The last theme explored in the book is the adaptability of the existing mpa framework in place, by examining how mpa s react in the context of ecological changes (climate change) but also legal and political disruptive forces (Brexit). Chapter 7 discusses the extent to which the existing legal framework promotes adaptative governance for biodiversity conservation in a changing climate and whether management practices follow suit. By borrowing theoretical lenses from more-than-human scholarship, this Chapter tackles issues of spatiality and border fixity in the context of an ever-shifting marine environment. Following this critical reading of the current efforts to conserve marine biodiversity in a changing climate, Chapter 8, which constitutes the last Chapter of the book, provides additional observations on the theme of adaptive regulation in the context of Brexit. The Chapter tests the adaptability of conservation law to regulatory changes brought about by Brexit and concludes that England’s policy following Brexit raises many critical questions regarding the potential for marine conservation commoning.

The book finishes with concluding remarks from the author, summarising the main insights distilled through her study and positioning that the positive or adverse conceptualization of mpa s as regulatory tools or institutional sites depends on whether they are seen in light of their ecological incentives or in the context of public participation and local community interests. While the latter perspectives have been extensively problematized through different theoretical lenses, as the author admits, mpa governance covers a much broader terrain than law and regulation, and this book is predominantly focused on formal law-making in English conservation mechanisms and their own perception. Further engagement, for instance, with bottom-up approaches and qualitative research in multiple loci and themes (e.g. customary law and marine tenure), could have further fleshed out the societal function of mpa s in England.

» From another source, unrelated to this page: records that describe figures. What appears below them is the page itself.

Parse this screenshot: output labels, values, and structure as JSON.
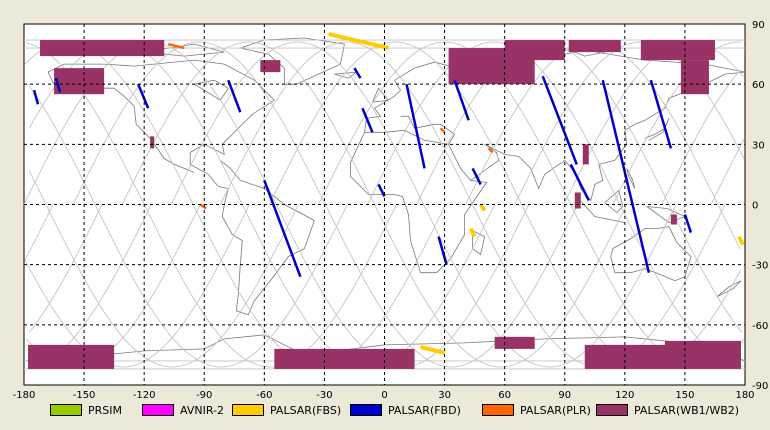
{
  "map": {
    "x_ticks": [
      "-180",
      "-150",
      "-120",
      "-90",
      "-60",
      "-30",
      "0",
      "30",
      "60",
      "90",
      "120",
      "150",
      "180"
    ],
    "y_ticks_right": [
      "90",
      "60",
      "30",
      "0",
      "-30",
      "-60",
      "-90"
    ],
    "y_ticks_left": [
      "90",
      "60",
      "30",
      "0",
      "-30",
      "-60",
      "-90"
    ],
    "lon_range": [
      -180,
      180
    ],
    "lat_range": [
      -90,
      90
    ],
    "grid": "dashed",
    "background": "#ffffff"
  },
  "legend": [
    {
      "label": "PRSIM",
      "color": "#99cc00"
    },
    {
      "label": "AVNIR-2",
      "color": "#ff00ff"
    },
    {
      "label": "PALSAR(FBS)",
      "color": "#ffcc00"
    },
    {
      "label": "PALSAR(FBD)",
      "color": "#0000cc"
    },
    {
      "label": "PALSAR(PLR)",
      "color": "#ff6600"
    },
    {
      "label": "PALSAR(WB1/WB2)",
      "color": "#993366"
    }
  ],
  "overlays": {
    "wb": [
      {
        "lon": [
          -172,
          -110
        ],
        "lat": [
          82,
          74
        ],
        "color": "#993366"
      },
      {
        "lon": [
          -165,
          -140
        ],
        "lat": [
          68,
          55
        ],
        "color": "#993366"
      },
      {
        "lon": [
          -62,
          -52
        ],
        "lat": [
          72,
          66
        ],
        "color": "#993366"
      },
      {
        "lon": [
          -117,
          -115
        ],
        "lat": [
          34,
          28
        ],
        "color": "#993366"
      },
      {
        "lon": [
          32,
          75
        ],
        "lat": [
          78,
          60
        ],
        "color": "#993366"
      },
      {
        "lon": [
          60,
          90
        ],
        "lat": [
          82,
          72
        ],
        "color": "#993366"
      },
      {
        "lon": [
          92,
          118
        ],
        "lat": [
          82,
          76
        ],
        "color": "#993366"
      },
      {
        "lon": [
          128,
          165
        ],
        "lat": [
          82,
          72
        ],
        "color": "#993366"
      },
      {
        "lon": [
          148,
          162
        ],
        "lat": [
          72,
          55
        ],
        "color": "#993366"
      },
      {
        "lon": [
          99,
          102
        ],
        "lat": [
          30,
          20
        ],
        "color": "#993366"
      },
      {
        "lon": [
          95,
          98
        ],
        "lat": [
          6,
          -2
        ],
        "color": "#993366"
      },
      {
        "lon": [
          143,
          146
        ],
        "lat": [
          -5,
          -10
        ],
        "color": "#993366"
      },
      {
        "lon": [
          -178,
          -135
        ],
        "lat": [
          -70,
          -82
        ],
        "color": "#993366"
      },
      {
        "lon": [
          -55,
          15
        ],
        "lat": [
          -72,
          -82
        ],
        "color": "#993366"
      },
      {
        "lon": [
          55,
          75
        ],
        "lat": [
          -66,
          -72
        ],
        "color": "#993366"
      },
      {
        "lon": [
          100,
          178
        ],
        "lat": [
          -70,
          -82
        ],
        "color": "#993366"
      },
      {
        "lon": [
          140,
          178
        ],
        "lat": [
          -68,
          -75
        ],
        "color": "#993366"
      }
    ],
    "fbd": [
      {
        "lon": [
          -123,
          -118
        ],
        "lat": [
          60,
          48
        ]
      },
      {
        "lon": [
          -78,
          -72
        ],
        "lat": [
          62,
          46
        ]
      },
      {
        "lon": [
          -60,
          -42
        ],
        "lat": [
          12,
          -36
        ]
      },
      {
        "lon": [
          -11,
          -6
        ],
        "lat": [
          48,
          36
        ]
      },
      {
        "lon": [
          -3,
          0
        ],
        "lat": [
          10,
          4
        ]
      },
      {
        "lon": [
          11,
          20
        ],
        "lat": [
          60,
          18
        ]
      },
      {
        "lon": [
          35,
          42
        ],
        "lat": [
          62,
          42
        ]
      },
      {
        "lon": [
          44,
          48
        ],
        "lat": [
          18,
          10
        ]
      },
      {
        "lon": [
          27,
          31
        ],
        "lat": [
          -16,
          -30
        ]
      },
      {
        "lon": [
          79,
          96
        ],
        "lat": [
          64,
          20
        ]
      },
      {
        "lon": [
          93,
          102
        ],
        "lat": [
          20,
          2
        ]
      },
      {
        "lon": [
          109,
          132
        ],
        "lat": [
          62,
          -34
        ]
      },
      {
        "lon": [
          133,
          143
        ],
        "lat": [
          62,
          28
        ]
      },
      {
        "lon": [
          150,
          153
        ],
        "lat": [
          -5,
          -14
        ]
      },
      {
        "lon": [
          -164,
          -162
        ],
        "lat": [
          63,
          56
        ]
      },
      {
        "lon": [
          -175,
          -173
        ],
        "lat": [
          57,
          50
        ]
      },
      {
        "lon": [
          -15,
          -12
        ],
        "lat": [
          68,
          63
        ]
      }
    ],
    "fbs": [
      {
        "lon": [
          -28,
          2
        ],
        "lat": [
          85,
          78
        ]
      },
      {
        "lon": [
          18,
          30
        ],
        "lat": [
          -71,
          -74
        ]
      },
      {
        "lon": [
          177,
          179
        ],
        "lat": [
          -16,
          -20
        ]
      },
      {
        "lon": [
          43,
          45
        ],
        "lat": [
          -12,
          -16
        ]
      },
      {
        "lon": [
          48,
          50
        ],
        "lat": [
          0,
          -3
        ]
      }
    ],
    "plr": [
      {
        "lon": [
          -108,
          -100
        ],
        "lat": [
          80,
          78
        ]
      },
      {
        "lon": [
          -92,
          -89
        ],
        "lat": [
          0,
          -2
        ]
      },
      {
        "lon": [
          28,
          30
        ],
        "lat": [
          38,
          36
        ]
      },
      {
        "lon": [
          52,
          54
        ],
        "lat": [
          28,
          26
        ]
      }
    ]
  }
}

Yet, disregarding its primary focus on formal English legal architecture, the book will constitute a valuable reading for environmental lawyers, researchers, students, as well as practitioners generally interested in mpa s. As the book provides critical reflections on current legal and regulatory structures, it is of interest to sociolegal scholars, legal geographers, legal philosophers and political scientists, as well as to those interested in complementing desk research with empirical studies.

As Pieraccini thoroughly explores in her book, mpa s have been the major regulatory tool for enclosing delineated marine areas for the purpose of environmental conservation, often generating conflicts among different actors in the seascape. While the book exemplifies these frictions through the English case, the prominent and yet controversial value of mpa s as conservation tools and sites was emphatically asserted in the negotiations of the recently adopted bbnj Agreement, which came to inter alia institutionalize the systematic development of mpa s in areas beyond national jurisdiction.2 Navigating with the monograph Regulating the Sea: A Socio-Legal Analysis of English Marine Protected Areas may thus be a means not merely for gaining a critical understanding of the multifarious aspects of mpa s designation and management in England, but a conceptual lens of critically thinking about commoning and un-commoning the marine space elsewhere.


“Marine Protected Areas” (Protectedplanet, 2023) <> accessed online March 31, 2023.


unga, “International Legally Binding Instrument under the United Nations Convention on the Law of the Sea on the Conservation and Sustainable Use of Marine Biological Diversity of Areas Beyond National Jurisdiction,” (24 December 2017) UN Doc a/res/72/249.